The buzzword in the industry of late is DevOps. It is one that I hope isn’t tarnished by the marketing machine where buzzwords go to die. DevOps is the shift in the paradigm of network and infrastructure management. Centralized infrastructure that is transparent to the administrator and end-user, IaaS, cloud – whatever you want to label it – has been the catalyst in DevOps automation. This push has made us step back and look at not what we do per se, but how we do it.
The Venn diagram above shows what DevOps is and can assist with. The framework can ensure quality assurance of code and change. It can improve development of software engineering by opening APIs to be leveraged all while technology operations automates and actually engineers solutions.
Now, I am far from someone who works on a scale that requires DevOps, but this is a framework that can scale. Network engineering no longer should be mundane tasks like conf, set interfaces fe-0/0/0 unit o family inet address 10.1.1.1/24. How does mindless CLI work translate to efficiently spent time? What if you need to change 300 devices? What if you are writing it by hand? An error-prone waste of time.
Puppet by PuppetLabs allows system engineers to automate tasks across their environment. By collecting facts, a Puppet server can learn, and automated manifests can be enabled to perform tasks. Deploy a VM there, set interface & port channel settings and descriptions in a workflow. One click accomplishes many tasks, and it’s possible across many platforms or devices. This beats jumping around and spending time in a screen you’ve been in 4,000 times before.
Juniper today announced Puppet support for their 12.2R3,5 JUNOS code. This is compatible with EX4200, EX4550, and QFX3500 switches. These are top end switches, but this start is directly aimed at their DC and enterprise devices. Initially, the manifest interactions offered are interface, layer 2 interface, vlan, port aggregation groups, and device names. This definitely shows the direction of what Derick Winkworth (Cloudtoad) and his team showed at NFD4. More importantly, it shows the ground that has been made.
What follows in an example of an interface manifest that is sent from the Puppet server to the Puppet NetDev module through JUNOS to the netconf.
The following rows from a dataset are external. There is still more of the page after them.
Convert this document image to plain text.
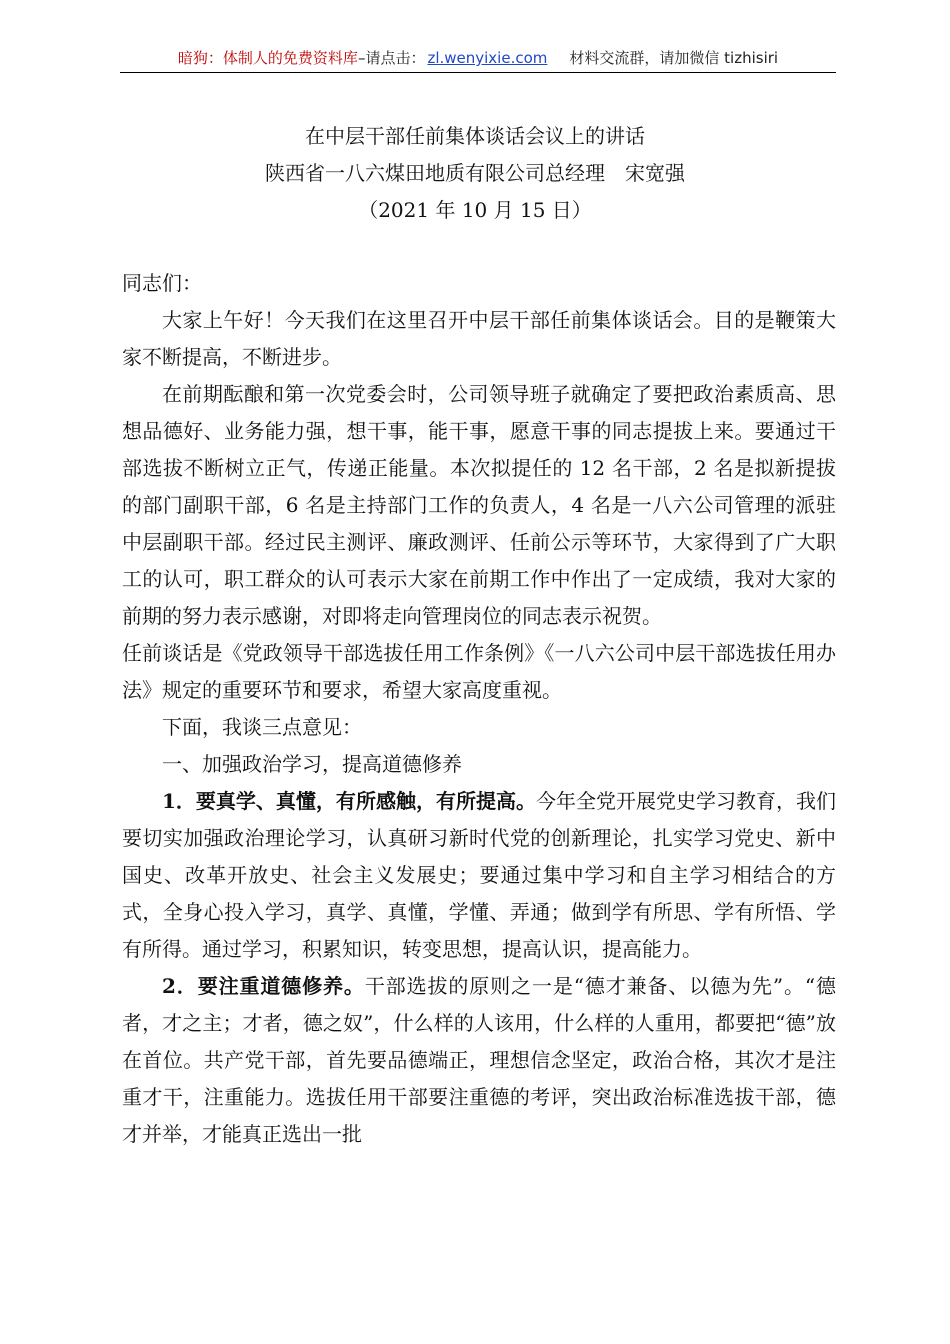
暗狗：体制人的免费资料库–请点击： zl.wenyixie.com 材料交流群，请加微信 tizhisiri
在中层干部任前集体谈话会议上的讲话
陕西省一八六煤田地质有限公司总经理　宋宽强
（2021 年 10 月 15 日）

同志们：

大家上午好！今天我们在这里召开中层干部任前集体谈话会。目的是鞭策大家不断提高，不断进步。

在前期酝酿和第一次党委会时，公司领导班子就确定了要把政治素质高、思想品德好、业务能力强，想干事，能干事，愿意干事的同志提拔上来。要通过干部选拔不断树立正气，传递正能量。本次拟提任的 12 名干部，2 名是拟新提拔的部门副职干部，6 名是主持部门工作的负责人，4 名是一八六公司管理的派驻中层副职干部。经过民主测评、廉政测评、任前公示等环节，大家得到了广大职工的认可，职工群众的认可表示大家在前期工作中作出了一定成绩，我对大家的前期的努力表示感谢，对即将走向管理岗位的同志表示祝贺。

任前谈话是《党政领导干部选拔任用工作条例》《一八六公司中层干部选拔任用办法》规定的重要环节和要求，希望大家高度重视。

下面，我谈三点意见：

一、加强政治学习，提高道德修养

1．要真学、真懂，有所感触，有所提高。今年全党开展党史学习教育，我们要切实加强政治理论学习，认真研习新时代党的创新理论，扎实学习党史、新中国史、改革开放史、社会主义发展史；要通过集中学习和自主学习相结合的方式，全身心投入学习，真学、真懂，学懂、弄通；做到学有所思、学有所悟、学有所得。通过学习，积累知识，转变思想，提高认识，提高能力。

2．要注重道德修养。干部选拔的原则之一是“德才兼备、以德为先”。“德者，才之主；才者，德之奴”，什么样的人该用，什么样的人重用，都要把“德”放在首位。共产党干部，首先要品德端正，理想信念坚定，政治合格，其次才是注重才干，注重能力。选拔任用干部要注重德的考评，突出政治标准选拔干部，德才并举，才能真正选出一批
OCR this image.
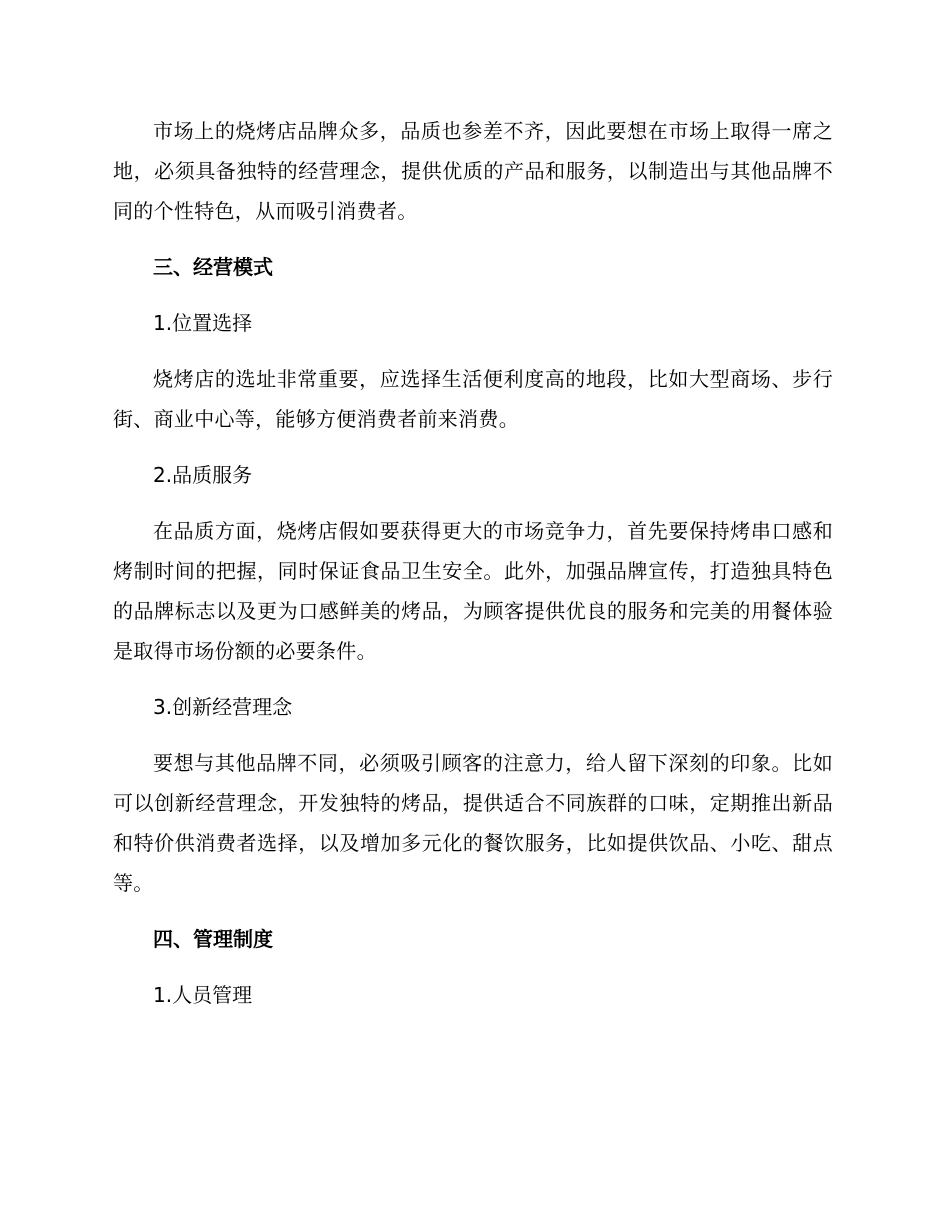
市场上的烧烤店品牌众多，品质也参差不齐，因此要想在市场上取得一席之地，必须具备独特的经营理念，提供优质的产品和服务，以制造出与其他品牌不同的个性特色，从而吸引消费者。

三、经营模式

1.位置选择

烧烤店的选址非常重要，应选择生活便利度高的地段，比如大型商场、步行街、商业中心等，能够方便消费者前来消费。

2.品质服务

在品质方面，烧烤店假如要获得更大的市场竞争力，首先要保持烤串口感和烤制时间的把握，同时保证食品卫生安全。此外，加强品牌宣传，打造独具特色的品牌标志以及更为口感鲜美的烤品，为顾客提供优良的服务和完美的用餐体验是取得市场份额的必要条件。

3.创新经营理念

要想与其他品牌不同，必须吸引顾客的注意力，给人留下深刻的印象。比如可以创新经营理念，开发独特的烤品，提供适合不同族群的口味，定期推出新品和特价供消费者选择，以及增加多元化的餐饮服务，比如提供饮品、小吃、甜点等。

四、管理制度

1.人员管理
node "ex.ciscoinferno.net" {
netdev_device { $hostname: }
netdev_interface { "ge-0/0/19":
description => "connected to old hub",
speed => 100m,
duplex => full
}
}
The configuration generated from the above example pushed to a device would look like this:
[email protected]> show configuration interfaces ge-0/0/19 description "connected to old device"; ether-options { link-mode full-duplex; speed { 100m; } }
Getting the point? It’s much easier to send a task than sit and type those commands manually. Add this to a workflow – say for a VM deployment or new server rack – and you are no longer a monkey typing commands, but an engineer who is optimizing and scaling.
At this stage, Puppet commands exist for interface, L2 interface,VLAN, LAG groups, and device names. Albeit a small family of devices and limited functionality at this stage, Juniper has taken a great step into a larger world. This is one of the first announcements where I got rather excited. Kurt Bales skyped me the same time I opened the link, and we both agreed “Nerd Boner”. Now I don’t profess to be a DevOps programming god, nor can I lead you out of the broccoli forest of despair, but I do believe that in time, with steps forward such as Juniper’s announcement, together as an industry we can step towards the light. Heck, one day we might get to the top of the hill and see the valley of IT utopia below. Until then, we must fight our way through the broccoli.